Are you considering the mouth/nasal size of said dormouse and the particle size present in the cement? I feel the impact of being sloshed about and hitting the wall of the drum/lumps would do for the dormouse, especially as -being Gaetalike- it would have swimming/treading cement issues.

*can't discuss the death-too painful* I must now waste all my sympathies on Lee and Helo, who have far too much testosterone/muscles and look too much like typical square jawed heroes.

SpaceSquid said...

I think the cement would be fluid enough to not crush the dormouse, but thick enough to mean it would perish of asphyxiation long before the effects of centripetal force got him to the wall of the mixer.

Chemie said...

Nope, my science starved brain has decided. As a non-newtonian fluid the cement would only flow into the mouse's nose etc very slowly. However, it could cover the mouse and asphyxiate it that way. However, to cover the mouse it must fall on the mouse due to the movement of the drum or the mouse would have to wriggle into it very slowly (very foolish and unlikely for a crippled mouse). Fast actions from the drum and non-newtonian liquids mean cement acting as as solid when falling or moving and a squishy mouse.

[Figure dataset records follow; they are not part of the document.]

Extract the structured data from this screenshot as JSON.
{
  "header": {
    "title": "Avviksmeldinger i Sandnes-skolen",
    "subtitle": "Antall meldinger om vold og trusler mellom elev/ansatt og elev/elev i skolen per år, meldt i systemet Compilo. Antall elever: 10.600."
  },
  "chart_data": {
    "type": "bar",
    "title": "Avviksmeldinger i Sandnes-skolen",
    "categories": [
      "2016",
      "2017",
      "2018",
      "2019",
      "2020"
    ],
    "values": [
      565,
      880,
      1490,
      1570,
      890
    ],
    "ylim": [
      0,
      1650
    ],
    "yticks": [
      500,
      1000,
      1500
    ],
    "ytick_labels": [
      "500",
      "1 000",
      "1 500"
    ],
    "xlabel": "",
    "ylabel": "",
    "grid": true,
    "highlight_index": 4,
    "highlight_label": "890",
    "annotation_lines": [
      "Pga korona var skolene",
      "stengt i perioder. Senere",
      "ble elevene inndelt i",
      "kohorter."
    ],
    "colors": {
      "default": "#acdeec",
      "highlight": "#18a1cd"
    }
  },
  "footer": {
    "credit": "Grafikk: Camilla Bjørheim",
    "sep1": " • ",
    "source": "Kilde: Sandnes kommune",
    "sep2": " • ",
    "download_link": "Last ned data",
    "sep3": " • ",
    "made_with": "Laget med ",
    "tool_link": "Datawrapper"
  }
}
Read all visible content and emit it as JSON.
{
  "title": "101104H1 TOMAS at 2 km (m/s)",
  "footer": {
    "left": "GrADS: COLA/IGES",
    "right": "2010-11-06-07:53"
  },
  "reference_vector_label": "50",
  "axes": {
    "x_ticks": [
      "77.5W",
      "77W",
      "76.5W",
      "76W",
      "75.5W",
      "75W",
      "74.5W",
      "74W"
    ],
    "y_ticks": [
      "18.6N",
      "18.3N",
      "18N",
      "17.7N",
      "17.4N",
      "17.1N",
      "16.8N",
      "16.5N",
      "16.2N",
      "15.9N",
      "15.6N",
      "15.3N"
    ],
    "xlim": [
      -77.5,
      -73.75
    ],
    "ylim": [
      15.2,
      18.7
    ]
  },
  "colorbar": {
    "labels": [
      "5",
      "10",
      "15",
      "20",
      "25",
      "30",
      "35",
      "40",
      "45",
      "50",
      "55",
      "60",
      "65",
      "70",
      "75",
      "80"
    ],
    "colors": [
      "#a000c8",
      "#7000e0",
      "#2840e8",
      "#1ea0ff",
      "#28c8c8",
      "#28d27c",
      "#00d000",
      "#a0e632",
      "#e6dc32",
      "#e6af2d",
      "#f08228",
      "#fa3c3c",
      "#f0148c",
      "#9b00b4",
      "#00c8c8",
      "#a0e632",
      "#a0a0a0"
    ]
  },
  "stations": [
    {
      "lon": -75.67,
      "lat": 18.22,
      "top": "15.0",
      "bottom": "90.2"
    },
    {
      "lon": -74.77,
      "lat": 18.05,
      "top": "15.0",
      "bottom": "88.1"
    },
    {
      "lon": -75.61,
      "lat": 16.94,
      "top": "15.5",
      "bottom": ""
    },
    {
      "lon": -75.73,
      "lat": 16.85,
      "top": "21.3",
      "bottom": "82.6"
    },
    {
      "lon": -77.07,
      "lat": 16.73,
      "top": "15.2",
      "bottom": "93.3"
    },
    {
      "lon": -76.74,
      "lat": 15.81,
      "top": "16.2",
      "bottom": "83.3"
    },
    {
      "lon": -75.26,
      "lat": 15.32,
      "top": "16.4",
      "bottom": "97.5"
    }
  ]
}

I cannot believe I just spent 10 minutes thinking about that. My geek credentials are easing back. So in short, had Gaeta gone very gently, gone with the flow and kept his head above water, so to speak, he would have survived the grey grey world. Any harsh action just resulted in an equal and opposite reaction. Poor Gaeta's sacrifice has led to nothing more than his remains making a small flaw in the structural integrity of the grey future being built by BSG.

And that my friends is taking a humorous metaphor, beating it to death with a teaspoon then attaching electrodes to it's nads just for fun. Or taking a thread and building an Primark sweatshop.

SpaceSquid said...

The parenthetical point that a dormouse isn't a mouse notwithstanding, I concede the argument in the wake of an obviously superior knowledge of physics.